To solve these issues, we wanted to go to a platform that was more open and less magic – and also a lot simpler. DreamCompute’s third generation is built upon Cumulus Linux at the physical layer, and provides L2 isolation through hardware accelerated VXLAN in switches and hypervisors. In this iteration of DreamCompute, we moved all L3-L7 OpenStack networking capability to Astara’s open platform. At this time we spun out Akanda as a business to support the development of Astara, which is now an official OpenStack project.
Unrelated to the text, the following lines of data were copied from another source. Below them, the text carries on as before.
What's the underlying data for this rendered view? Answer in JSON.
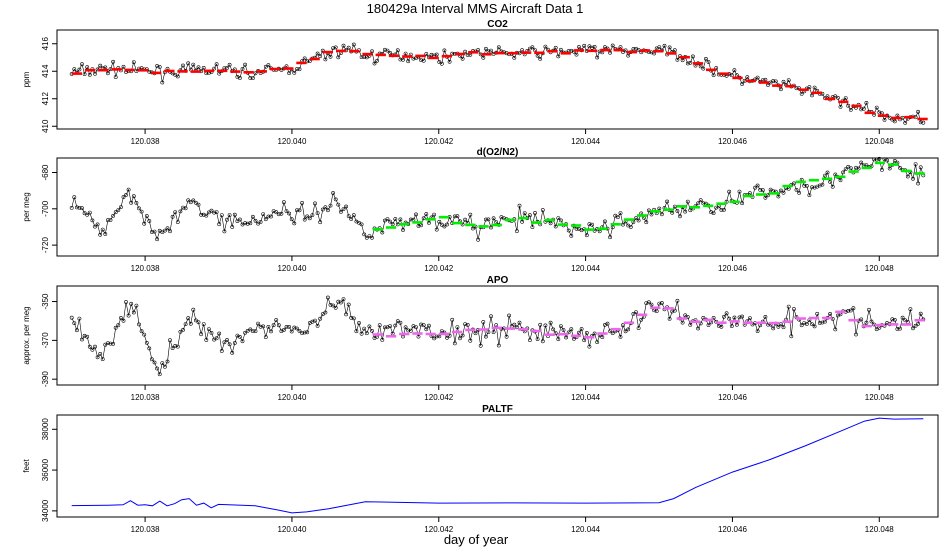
{
  "figure": {
    "title": "180429a   Interval MMS Aircraft Data 1",
    "xlabel": "day of year"
  },
  "colors": {
    "co2": "#ff0000",
    "o2n2": "#00ee00",
    "apo": "#ee66ee",
    "paltf": "#0000ff",
    "points": "#000000"
  },
  "chart_data": [
    {
      "type": "scatter",
      "title": "CO2",
      "ylabel": "ppm",
      "xlim": [
        120.0368,
        120.0488
      ],
      "ylim": [
        409.8,
        417.0
      ],
      "xticks": [
        120.038,
        120.04,
        120.042,
        120.044,
        120.046,
        120.048
      ],
      "xtick_labels": [
        "120.038",
        "120.040",
        "120.042",
        "120.044",
        "120.046",
        "120.048"
      ],
      "yticks": [
        410,
        412,
        414,
        416
      ],
      "ytick_labels": [
        "410",
        "412",
        "414",
        "416"
      ],
      "x_range": [
        120.037,
        120.0486
      ],
      "raw_series": {
        "name": "",
        "x": [
          120.037,
          120.0375,
          120.038,
          120.0385,
          120.039,
          120.0395,
          120.04,
          120.0405,
          120.0408,
          120.041,
          120.0415,
          120.042,
          120.0425,
          120.043,
          120.0435,
          120.044,
          120.0445,
          120.045,
          120.0453,
          120.0458,
          120.046,
          120.0465,
          120.047,
          120.0475,
          120.048,
          120.0483,
          120.0486
        ],
        "y": [
          413.9,
          414.2,
          414.0,
          414.0,
          414.1,
          413.9,
          414.2,
          415.3,
          415.7,
          415.1,
          415.2,
          415.0,
          415.4,
          415.3,
          415.4,
          415.5,
          415.5,
          415.5,
          415.2,
          414.0,
          413.6,
          413.1,
          412.6,
          411.8,
          410.8,
          410.5,
          410.6
        ]
      },
      "fit_series": {
        "name": "",
        "x": [
          120.037,
          120.0375,
          120.038,
          120.0385,
          120.039,
          120.0395,
          120.04,
          120.0405,
          120.0408,
          120.041,
          120.0415,
          120.042,
          120.0425,
          120.043,
          120.0435,
          120.044,
          120.0445,
          120.045,
          120.0453,
          120.0458,
          120.046,
          120.0465,
          120.047,
          120.0475,
          120.048,
          120.0483,
          120.0486
        ],
        "y": [
          413.9,
          414.2,
          414.0,
          414.0,
          414.1,
          413.9,
          414.2,
          415.3,
          415.7,
          415.1,
          415.2,
          415.0,
          415.4,
          415.3,
          415.4,
          415.5,
          415.5,
          415.5,
          415.2,
          414.0,
          413.6,
          413.1,
          412.6,
          411.8,
          410.8,
          410.5,
          410.6
        ]
      }
    },
    {
      "type": "scatter",
      "title": "d(O2/N2)",
      "ylabel": "per meg",
      "xlim": [
        120.0368,
        120.0488
      ],
      "ylim": [
        -726,
        -672
      ],
      "xticks": [
        120.038,
        120.04,
        120.042,
        120.044,
        120.046,
        120.048
      ],
      "xtick_labels": [
        "120.038",
        "120.040",
        "120.042",
        "120.044",
        "120.046",
        "120.048"
      ],
      "yticks": [
        -720,
        -700,
        -680
      ],
      "ytick_labels": [
        "-720",
        "-700",
        "-680"
      ],
      "raw_series": {
        "name": "",
        "x": [
          120.037,
          120.0374,
          120.0378,
          120.0382,
          120.0386,
          120.039,
          120.0394,
          120.0398,
          120.0402,
          120.0406,
          120.041,
          120.0415,
          120.042,
          120.0425,
          120.043,
          120.0435,
          120.044,
          120.0445,
          120.045,
          120.0455,
          120.046,
          120.0465,
          120.047,
          120.0475,
          120.048,
          120.0485
        ],
        "y": [
          -698,
          -712,
          -690,
          -716,
          -697,
          -705,
          -708,
          -701,
          -704,
          -696,
          -712,
          -707,
          -705,
          -710,
          -706,
          -707,
          -712,
          -708,
          -701,
          -699,
          -696,
          -691,
          -686,
          -682,
          -674,
          -681
        ]
      },
      "fit_series": {
        "name": "",
        "x": [
          120.0411,
          120.042,
          120.0425,
          120.043,
          120.0435,
          120.044,
          120.0445,
          120.045,
          120.0455,
          120.046,
          120.0465,
          120.047,
          120.0475,
          120.048,
          120.0486
        ],
        "y": [
          -712,
          -705,
          -710,
          -706,
          -707,
          -712,
          -708,
          -701,
          -699,
          -696,
          -691,
          -686,
          -682,
          -674,
          -681
        ]
      }
    },
    {
      "type": "scatter",
      "title": "APO",
      "ylabel": "approx. per meg",
      "xlim": [
        120.0368,
        120.0488
      ],
      "ylim": [
        -393,
        -342
      ],
      "xticks": [
        120.038,
        120.04,
        120.042,
        120.044,
        120.046,
        120.048
      ],
      "xtick_labels": [
        "120.038",
        "120.040",
        "120.042",
        "120.044",
        "120.046",
        "120.048"
      ],
      "yticks": [
        -390,
        -370,
        -350
      ],
      "ytick_labels": [
        "-390",
        "-370",
        "-350"
      ],
      "raw_series": {
        "name": "",
        "x": [
          120.037,
          120.0374,
          120.0378,
          120.0382,
          120.0386,
          120.039,
          120.0394,
          120.0398,
          120.0402,
          120.0406,
          120.041,
          120.0415,
          120.042,
          120.0425,
          120.043,
          120.0435,
          120.044,
          120.0445,
          120.045,
          120.0455,
          120.046,
          120.0465,
          120.047,
          120.0475,
          120.048,
          120.0485
        ],
        "y": [
          -360,
          -378,
          -352,
          -385,
          -358,
          -372,
          -366,
          -362,
          -366,
          -350,
          -368,
          -364,
          -366,
          -365,
          -363,
          -366,
          -368,
          -364,
          -352,
          -360,
          -360,
          -361,
          -359,
          -357,
          -363,
          -360
        ]
      },
      "fit_series": {
        "name": "",
        "x": [
          120.0411,
          120.042,
          120.0425,
          120.043,
          120.0435,
          120.044,
          120.0445,
          120.045,
          120.0455,
          120.046,
          120.0465,
          120.047,
          120.0475,
          120.048,
          120.0486
        ],
        "y": [
          -368,
          -366,
          -365,
          -363,
          -366,
          -368,
          -364,
          -352,
          -360,
          -360,
          -361,
          -359,
          -357,
          -363,
          -360
        ]
      }
    },
    {
      "type": "line",
      "title": "PALTF",
      "ylabel": "feet",
      "xlim": [
        120.0368,
        120.0488
      ],
      "ylim": [
        33700,
        38700
      ],
      "xticks": [
        120.038,
        120.04,
        120.042,
        120.044,
        120.046,
        120.048
      ],
      "xtick_labels": [
        "120.038",
        "120.040",
        "120.042",
        "120.044",
        "120.046",
        "120.048"
      ],
      "yticks": [
        34000,
        36000,
        38000
      ],
      "ytick_labels": [
        "34000",
        "36000",
        "38000"
      ],
      "series": [
        {
          "name": "",
          "x": [
            120.037,
            120.0375,
            120.0377,
            120.0378,
            120.0379,
            120.038,
            120.0381,
            120.0382,
            120.0383,
            120.0384,
            120.0385,
            120.0386,
            120.0387,
            120.0388,
            120.0389,
            120.039,
            120.0395,
            120.0398,
            120.04,
            120.0402,
            120.0405,
            120.041,
            120.042,
            120.043,
            120.044,
            120.045,
            120.0452,
            120.0455,
            120.046,
            120.0465,
            120.047,
            120.0475,
            120.0478,
            120.048,
            120.0482,
            120.0486
          ],
          "y": [
            34260,
            34280,
            34300,
            34500,
            34280,
            34300,
            34250,
            34480,
            34250,
            34350,
            34550,
            34600,
            34280,
            34380,
            34150,
            34320,
            34250,
            34050,
            33900,
            33950,
            34100,
            34450,
            34380,
            34390,
            34380,
            34400,
            34600,
            35150,
            35900,
            36500,
            37200,
            37950,
            38400,
            38550,
            38500,
            38520
          ]
        }
      ]
    }
  ]
}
So what are the benefits of this open approach? First of all, DreamCompute’s simple, open architecture means we have an easier time operating it. We can use proven open technology that our engineers understand, such as VXLAN, iptables, and the Linux networking stack. Managing switches and network functions deployed within virtual machines is very similar – we can use the same tools we use anywhere else and are familiar with to perform our tasks. Secondly, Astara provides the valuable benefit of simplifying our Neutron deployment. We’re able to run fewer agents while generally having a much easier time of it (Neutron is notoriously difficult to deploy). As far as performance and scale, DreamCompute is breaking through those limits we met with VMWare NSX. This is largely due to reductions in complexity, thanks to management and automation through OpenStack and Astara. The Astara model of virtual network appliances scales easily, giving us the option to deploy not just routing inside of those virtual machines, but also other network functions: load balancing, firewalls, etc. We can bring our own network functions and have them orchestrated automatically by Astara, which has been greatly beneficial.

Because it was originally envisioned from deployers’ point-of-view, Astara provides a simplicity of use and functionality that enhances everything else it offers. By providing L3-L7 network service orchestration, meeting needs for scaling and high availability, taking the challenge out of working with OpenStack Neutron, and eliminating the need to rely on magical, cumbersomely-secretive closed solutions, Astara’s open solution has made rapid growth and success possible for our cloud product and others

Jonathan LaCour is VP of cloud and development at DreamHost, a global web hosting, domain registrar and cloud services provider whose offerings include the cloud storage service DreamObjects and cloud computing service DreamCompute.